3. Experimental Evaluation
The authors evaluate both policies on three real‑world bug sets from Google’s codebase:
- Human‑reported bugs (174) with known ground‑truth patches and fail‑to‑pass test cases.
- Machine‑reported Java Null‑Pointer Exceptions (198) collected from a live deployment.
- Sanitizer‑reported bugs (50) with reproducible tests.
Metrics focus on “filtered success@k”, i.e., success rates computed only on the subset of bugs/patches that survive the policies. For the human‑reported set, baseline fail‑to‑pass@1 is 0.11. Applying bug abstention alone raises it to 0.21; patch validation alone to 0.29. When combined, a moderate configuration yields 0.35, while a stricter funnel reaches 0.53—more than a 1‑in‑2 chance of presenting a correct patch, albeit for fewer bugs. For the NPE set, patch validation improves accept@1 from 0.38 to 0.62; for sanitizer bugs, gains of up to 15 percentage points are observed.

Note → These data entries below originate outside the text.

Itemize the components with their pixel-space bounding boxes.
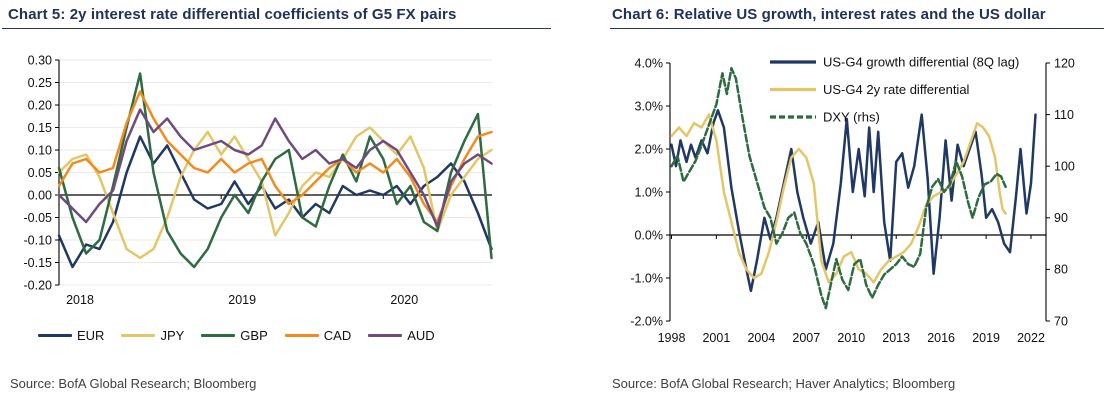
series-line-gbp — [57, 72, 493, 269]
chart6-plot: 4.0% 3.0% 2.0% 1.0% 0.0% -1.0% -2.0% 120 110 100 9… — [630, 55, 1075, 346]
legend-swatch-eur — [38, 334, 72, 337]
legend-label-us-g4-2y-rate-differential: US-G4 2y rate differential — [823, 82, 970, 97]
series-line-eur — [57, 135, 493, 269]
legend-swatch-gbp — [201, 334, 236, 337]
left-axis-tick-label: 4.0% — [635, 56, 664, 70]
legend-label-jpy: JPY — [160, 328, 185, 343]
left-axis-tick-label: 0.10 — [28, 143, 52, 157]
legend-swatch-cad — [284, 334, 319, 337]
legend-label-cad: CAD — [323, 328, 352, 343]
left-axis-tick-label: 2.0% — [635, 142, 664, 156]
series-line-aud — [57, 108, 493, 228]
legend-item-aud: AUD — [368, 328, 435, 343]
chart5-panel: Chart 5: 2y interest rate differential c… — [2, 6, 551, 400]
left-axis-tick-label: -0.10 — [24, 233, 53, 247]
left-axis-tick-label: 0.05 — [28, 166, 52, 180]
left-axis-tick-label: -1.0% — [630, 271, 663, 285]
chart6-source: Source: BofA Global Research; Haver Anal… — [612, 376, 956, 391]
left-axis-tick-label: -0.20 — [24, 278, 53, 292]
left-axis-tick-label: -0.05 — [24, 211, 53, 225]
right-axis-tick-label: 90 — [1054, 211, 1068, 225]
x-axis-tick-label: 2004 — [747, 331, 775, 345]
left-axis-tick-label: 0.00 — [28, 188, 52, 202]
x-axis-tick-label: 2001 — [702, 331, 730, 345]
legend-swatch-aud — [368, 334, 403, 337]
left-axis-tick-label: 0.20 — [28, 98, 52, 112]
right-axis-tick-label: 120 — [1054, 56, 1075, 70]
x-axis-tick-label: 2018 — [66, 293, 94, 307]
chart5-title: Chart 5: 2y interest rate differential c… — [2, 6, 551, 29]
x-axis-tick-label: 2020 — [390, 293, 418, 307]
legend-item-cad: CAD — [284, 328, 352, 343]
x-axis-tick-label: 1998 — [658, 331, 686, 345]
series-line-cad — [57, 90, 493, 224]
legend-item-gbp: GBP — [201, 328, 268, 343]
legend-label-eur: EUR — [77, 328, 105, 343]
left-axis-tick-label: 1.0% — [635, 185, 664, 199]
x-axis-tick-label: 2010 — [837, 331, 865, 345]
series-line-us-g4-2y-rate-differential — [670, 113, 1007, 284]
x-axis-tick-label: 2022 — [1017, 331, 1045, 345]
x-axis-tick-label: 2019 — [228, 293, 256, 307]
legend-label-gbp: GBP — [240, 328, 268, 343]
chart6-panel: Chart 6: Relative US growth, interest ra… — [610, 6, 1104, 400]
series-line-jpy — [57, 126, 493, 260]
right-axis-tick-label: 80 — [1054, 263, 1068, 277]
chart5-legend: EUR JPY GBP CAD AUD — [38, 328, 435, 343]
left-axis-tick-label: 0.0% — [635, 228, 664, 242]
chart6-title: Chart 6: Relative US growth, interest ra… — [610, 6, 1104, 29]
legend-item-eur: EUR — [38, 328, 104, 343]
right-axis-tick-label: 100 — [1054, 160, 1075, 174]
legend-swatch-jpy — [121, 334, 156, 337]
legend-label-us-g4-growth-differential-8q-lag: US-G4 growth differential (8Q lag) — [823, 55, 1019, 70]
left-axis-tick-label: 0.25 — [28, 76, 52, 90]
left-axis-tick-label: -2.0% — [630, 314, 663, 328]
left-axis-tick-label: 0.30 — [28, 53, 52, 67]
legend-label-aud: AUD — [407, 328, 435, 343]
series-line-dxy-rhs — [670, 66, 1007, 310]
right-axis-tick-label: 70 — [1054, 314, 1068, 328]
chart5-plot: 0.30 0.25 0.20 0.15 0.10 0.05 0.00 -0.05 -0.10 -0… — [24, 53, 493, 307]
x-axis-tick-label: 2016 — [927, 331, 955, 345]
left-axis-tick-label: 3.0% — [635, 99, 664, 113]
x-axis-tick-label: 2013 — [882, 331, 910, 345]
x-axis-tick-label: 2019 — [972, 331, 1000, 345]
chart5-source: Source: BofA Global Research; Bloomberg — [10, 376, 257, 391]
left-axis-tick-label: 0.15 — [28, 121, 52, 135]
legend-item-jpy: JPY — [121, 328, 184, 343]
series-line-us-g4-growth-differential-8q-lag — [670, 109, 1037, 293]
legend-label-dxy-rhs: DXY (rhs) — [823, 110, 880, 125]
left-axis-tick-label: -0.15 — [24, 256, 53, 270]
right-axis-tick-label: 110 — [1054, 108, 1074, 122]
x-axis-tick-label: 2007 — [792, 331, 820, 345]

4. Insights and Contributions
- The two policies are complementary: abstention filters out inherently hard bugs, reducing wasted repair attempts, while validation weeds out low‑quality patches that slip through.
- Even without ground‑truth fixes, an LLM can generate a useful “fix specification” that guides downstream judgment.
- The framework dramatically improves the developer‑facing success rate without requiring any additional test or oracle information beyond what is already available in the bug report.
- The approach demonstrates a shift in how LLMs are used in APR: not merely as code generators, but as decision‑making and quality‑control agents.
5. Limitations and Future Work
- LLM‑derived probability scores are not perfectly calibrated to empirical success rates; however, ranking quality suffices for abstention.
- The fix specification may be erroneous, potentially leading the validator to accept a bad patch; mechanisms for specification verification or human‑in‑the‑loop refinement are needed.
- Experiments are confined to Google’s internal codebase and a specific LLM; broader generalization to other languages, domains, or open‑source repositories remains an open question.
- Future directions include probability calibration techniques, richer multi‑modal representations (e.g., incorporating static analysis), and exploring how human feedback can iteratively improve both policies.
6. Conclusion
By introducing a pre‑repair bug‑abstention filter and a multi‑stage LLM‑driven patch validator, the authors provide a practical, scalable solution to reduce noise in agentic APR systems. Their extensive industrial evaluation shows that the combined approach can raise the filtered success rate by up to 39 percentage points, making automated repair tools far more trustworthy and efficient for developers. This work paves the way for treating LLMs as both creators and judges of code changes, a paradigm shift that could accelerate the adoption of AI‑assisted software maintenance in real‑world settings.